Whale Island is a small island in Portsmouth Harbour, close by Portsea Island. It is home to HMS Excellent, the oldest shore training establishment within the Royal Navy, and the location of the Navy Command Headquarters. The island is linked to Portsea Island and thence to the mainland by road bridges.

==Early history==
Ordnance Survey maps of Portsmouth Harbour from 1862 show Whale Island as a narrow strip: its east-to-west dimensions were similar to present times, but north to south it measured only tens of yards. To its northwest was Little Whale Island. Modern Whale Island is predominantly reclaimed land, using the deposits dredged from Portsmouth harbour during the 19th century, increasing the land area by about 125%. It was constructed with the help of the many prisoners taken in the Napoleonic Wars.

==Expansion==
During 1867 a viaduct was constructed from the north wall of the dockyard to the south-east corner of Big Whale Island which allowed spoil to be moved from dredging the docks (part of the expansion of HMNB Portsmouth), reclaiming the land between Big Whale Island and Little Whale Island, forming the basis of the island as it is today.

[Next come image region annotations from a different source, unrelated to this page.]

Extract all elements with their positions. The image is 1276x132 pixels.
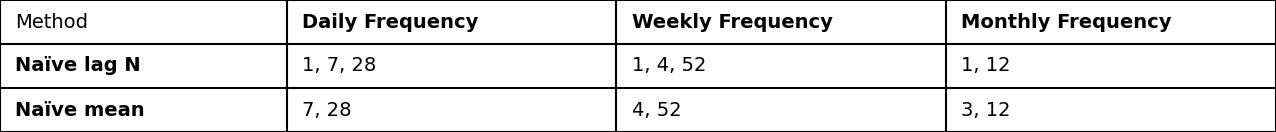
Text: 1, 4, 52: 1, 4, 52: [632, 56, 706, 76]
Text: 4, 52: 4, 52: [632, 100, 681, 119]
Text: Weekly Frequency: Weekly Frequency: [632, 13, 832, 32]
Text: Monthly Frequency: Monthly Frequency: [961, 13, 1171, 32]
Text: 1, 7, 28: 1, 7, 28: [302, 56, 376, 76]
Text: Method: Method: [15, 13, 88, 32]
Text: 3, 12: 3, 12: [961, 100, 1011, 119]
Text: 7, 28: 7, 28: [302, 100, 352, 119]
Text: Naïve mean: Naïve mean: [15, 100, 145, 119]
Text: Naïve lag N: Naïve lag N: [15, 56, 140, 76]
Text: 1, 12: 1, 12: [961, 56, 1011, 76]
Text: Daily Frequency: Daily Frequency: [302, 13, 478, 32]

The railway which ran on the viaduct was extended around the island to help with the distribution of the spoil and much of the track is still present today, buried under the roads. Manual construction work was mostly undertaken by convicts; a favourable assignment because of the extra food.

By 1885 the island had five rifle ranges, but three of these were soon decommissioned to make room for the Gun Drill Battery and Drill Ground (today this is the Summer Parade Ground).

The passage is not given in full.